With no claims of responsibility for the latest explosion that demolished a Moscow apartment building, police were searching the capital for suspects. Authorities put the number of deaths from the Monday blast - the fourth in Russia in two weeks - at 121. Meanwhile, a search of another apartment building turned up almost two tons of explosives connected to a 70-yard-long fuse. The building was evacuated, and the explosives were detonated at a military training site. The blasts are believed to be in retaliation for operations by Russian troops against Muslim rebels in the Caucasus republic of Dagestan.

Despite secret-service concerns about a British woman's loyalty, she never was questioned about passing nuclear secrets to the Soviet Union, a government report said.

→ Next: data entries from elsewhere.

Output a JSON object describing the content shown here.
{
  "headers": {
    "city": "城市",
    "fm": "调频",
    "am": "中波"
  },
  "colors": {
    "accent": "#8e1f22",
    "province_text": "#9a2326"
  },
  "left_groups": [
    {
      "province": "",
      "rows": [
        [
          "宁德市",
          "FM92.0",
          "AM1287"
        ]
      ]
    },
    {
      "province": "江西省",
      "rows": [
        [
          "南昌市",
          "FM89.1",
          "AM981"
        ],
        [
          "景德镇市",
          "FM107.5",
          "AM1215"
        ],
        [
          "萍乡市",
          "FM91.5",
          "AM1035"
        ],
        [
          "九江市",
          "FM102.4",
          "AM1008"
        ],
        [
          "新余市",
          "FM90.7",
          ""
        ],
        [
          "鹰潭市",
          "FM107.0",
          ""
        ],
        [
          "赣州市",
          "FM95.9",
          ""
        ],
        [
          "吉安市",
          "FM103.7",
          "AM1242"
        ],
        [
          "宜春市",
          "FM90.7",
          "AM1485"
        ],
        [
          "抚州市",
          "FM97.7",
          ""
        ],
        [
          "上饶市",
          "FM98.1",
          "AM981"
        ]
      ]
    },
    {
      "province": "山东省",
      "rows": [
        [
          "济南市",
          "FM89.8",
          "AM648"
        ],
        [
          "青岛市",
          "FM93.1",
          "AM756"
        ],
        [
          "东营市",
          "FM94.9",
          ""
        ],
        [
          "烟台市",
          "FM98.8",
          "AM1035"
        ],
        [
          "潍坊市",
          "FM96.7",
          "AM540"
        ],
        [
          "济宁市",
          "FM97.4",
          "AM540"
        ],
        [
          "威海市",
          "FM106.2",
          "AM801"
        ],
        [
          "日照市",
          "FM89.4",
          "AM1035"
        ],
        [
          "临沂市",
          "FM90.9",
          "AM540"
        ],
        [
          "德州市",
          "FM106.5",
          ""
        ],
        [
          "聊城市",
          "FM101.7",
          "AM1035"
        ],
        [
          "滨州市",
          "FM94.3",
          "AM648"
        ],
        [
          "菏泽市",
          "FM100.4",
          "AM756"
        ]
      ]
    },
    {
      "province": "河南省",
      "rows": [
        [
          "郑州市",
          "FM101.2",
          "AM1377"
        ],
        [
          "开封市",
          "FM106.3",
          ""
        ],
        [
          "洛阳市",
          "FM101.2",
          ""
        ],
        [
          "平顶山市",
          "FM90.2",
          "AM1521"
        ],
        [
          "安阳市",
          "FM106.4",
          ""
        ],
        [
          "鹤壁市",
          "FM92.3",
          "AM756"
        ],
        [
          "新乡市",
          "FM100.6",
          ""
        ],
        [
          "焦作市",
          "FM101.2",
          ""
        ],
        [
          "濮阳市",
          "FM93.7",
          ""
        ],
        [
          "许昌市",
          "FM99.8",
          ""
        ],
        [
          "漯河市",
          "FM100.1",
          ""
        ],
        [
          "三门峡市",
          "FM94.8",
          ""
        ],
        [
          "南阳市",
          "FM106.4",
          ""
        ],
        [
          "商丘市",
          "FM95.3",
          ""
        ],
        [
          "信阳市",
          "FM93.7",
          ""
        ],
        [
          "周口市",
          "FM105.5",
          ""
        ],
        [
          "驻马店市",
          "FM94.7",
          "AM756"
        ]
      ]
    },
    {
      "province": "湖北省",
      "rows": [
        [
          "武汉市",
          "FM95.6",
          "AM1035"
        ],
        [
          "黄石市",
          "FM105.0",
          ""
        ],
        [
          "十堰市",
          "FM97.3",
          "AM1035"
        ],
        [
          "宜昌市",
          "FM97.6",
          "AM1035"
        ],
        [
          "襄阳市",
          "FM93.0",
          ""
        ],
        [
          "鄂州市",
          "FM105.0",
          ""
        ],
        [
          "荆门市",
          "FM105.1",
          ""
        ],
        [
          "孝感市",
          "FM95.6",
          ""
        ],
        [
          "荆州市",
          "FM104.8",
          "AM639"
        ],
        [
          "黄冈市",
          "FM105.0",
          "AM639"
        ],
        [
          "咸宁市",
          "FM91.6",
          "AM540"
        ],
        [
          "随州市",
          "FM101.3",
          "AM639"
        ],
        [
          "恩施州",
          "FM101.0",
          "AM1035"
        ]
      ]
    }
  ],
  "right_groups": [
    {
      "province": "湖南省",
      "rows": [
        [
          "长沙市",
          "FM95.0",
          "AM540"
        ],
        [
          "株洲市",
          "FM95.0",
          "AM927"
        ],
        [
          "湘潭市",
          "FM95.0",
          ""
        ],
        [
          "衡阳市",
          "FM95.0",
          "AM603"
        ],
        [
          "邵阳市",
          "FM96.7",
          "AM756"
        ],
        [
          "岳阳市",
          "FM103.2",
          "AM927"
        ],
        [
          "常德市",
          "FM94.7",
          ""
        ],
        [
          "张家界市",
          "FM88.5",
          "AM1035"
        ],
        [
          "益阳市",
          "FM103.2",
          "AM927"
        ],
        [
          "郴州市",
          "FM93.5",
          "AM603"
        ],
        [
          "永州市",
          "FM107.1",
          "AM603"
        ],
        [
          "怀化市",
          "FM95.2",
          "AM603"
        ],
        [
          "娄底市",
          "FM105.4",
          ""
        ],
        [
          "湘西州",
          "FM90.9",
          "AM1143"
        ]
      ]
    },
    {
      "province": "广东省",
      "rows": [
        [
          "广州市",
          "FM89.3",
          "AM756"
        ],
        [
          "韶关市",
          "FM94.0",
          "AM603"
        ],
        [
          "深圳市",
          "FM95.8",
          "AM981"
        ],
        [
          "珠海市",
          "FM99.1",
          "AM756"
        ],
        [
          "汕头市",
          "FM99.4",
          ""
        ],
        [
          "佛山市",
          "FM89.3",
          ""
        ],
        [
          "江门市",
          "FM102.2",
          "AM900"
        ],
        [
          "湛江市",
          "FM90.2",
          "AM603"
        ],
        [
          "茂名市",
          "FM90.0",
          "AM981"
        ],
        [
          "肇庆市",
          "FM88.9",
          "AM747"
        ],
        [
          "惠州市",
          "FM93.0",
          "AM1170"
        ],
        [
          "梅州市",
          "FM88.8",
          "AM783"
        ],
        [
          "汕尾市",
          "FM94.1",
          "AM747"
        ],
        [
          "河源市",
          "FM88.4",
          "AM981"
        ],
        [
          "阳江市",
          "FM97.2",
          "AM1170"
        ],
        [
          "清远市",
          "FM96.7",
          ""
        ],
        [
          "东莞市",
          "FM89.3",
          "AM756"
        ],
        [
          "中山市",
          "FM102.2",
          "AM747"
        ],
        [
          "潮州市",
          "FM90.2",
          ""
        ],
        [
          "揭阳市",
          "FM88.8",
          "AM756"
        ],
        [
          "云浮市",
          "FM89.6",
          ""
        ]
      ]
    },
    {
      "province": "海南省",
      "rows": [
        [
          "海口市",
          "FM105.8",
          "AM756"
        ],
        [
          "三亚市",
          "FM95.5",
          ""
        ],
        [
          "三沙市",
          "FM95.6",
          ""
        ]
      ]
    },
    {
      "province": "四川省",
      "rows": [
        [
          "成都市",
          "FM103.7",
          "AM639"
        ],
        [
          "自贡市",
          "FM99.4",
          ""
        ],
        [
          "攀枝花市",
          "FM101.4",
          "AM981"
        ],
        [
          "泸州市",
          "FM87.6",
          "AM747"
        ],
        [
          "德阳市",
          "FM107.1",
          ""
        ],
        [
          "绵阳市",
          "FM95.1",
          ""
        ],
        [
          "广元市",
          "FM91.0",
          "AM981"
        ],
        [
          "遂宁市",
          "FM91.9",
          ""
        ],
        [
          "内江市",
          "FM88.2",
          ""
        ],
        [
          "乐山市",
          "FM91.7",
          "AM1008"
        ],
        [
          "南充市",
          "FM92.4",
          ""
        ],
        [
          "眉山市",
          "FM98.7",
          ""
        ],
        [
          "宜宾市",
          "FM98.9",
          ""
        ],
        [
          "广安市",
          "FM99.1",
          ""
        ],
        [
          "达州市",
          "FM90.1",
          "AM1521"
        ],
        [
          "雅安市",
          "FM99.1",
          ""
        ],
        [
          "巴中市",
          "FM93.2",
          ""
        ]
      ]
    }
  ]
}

Home Minister Jack Straw, delivering a promised statement on one of the most serious security scandals in a generation, said the sensitivity of other investigations kept Melita Norwood from being interviewed - and that intelligence agencies, on their own authority, had kept successive Labour and Conservative governments in the dark about the matter.

Despite heavy security, an increasingly violent general strike in Bangladesh resulted in the deaths of two activists, almost 150 injuries, and the arrest of 270 others for defying a ban on rallies in the capital. The strike, due to end tonight, has virtually shut down highway transportation and the main seaport, and forced markets, banks, and stock exchanges to close. Organizers dismissed as "a ploy" a government offer to discuss the principal grievance behind it: a plan to allow Bangladesh to be used as a corridor for goods being sent between points in neighboring India.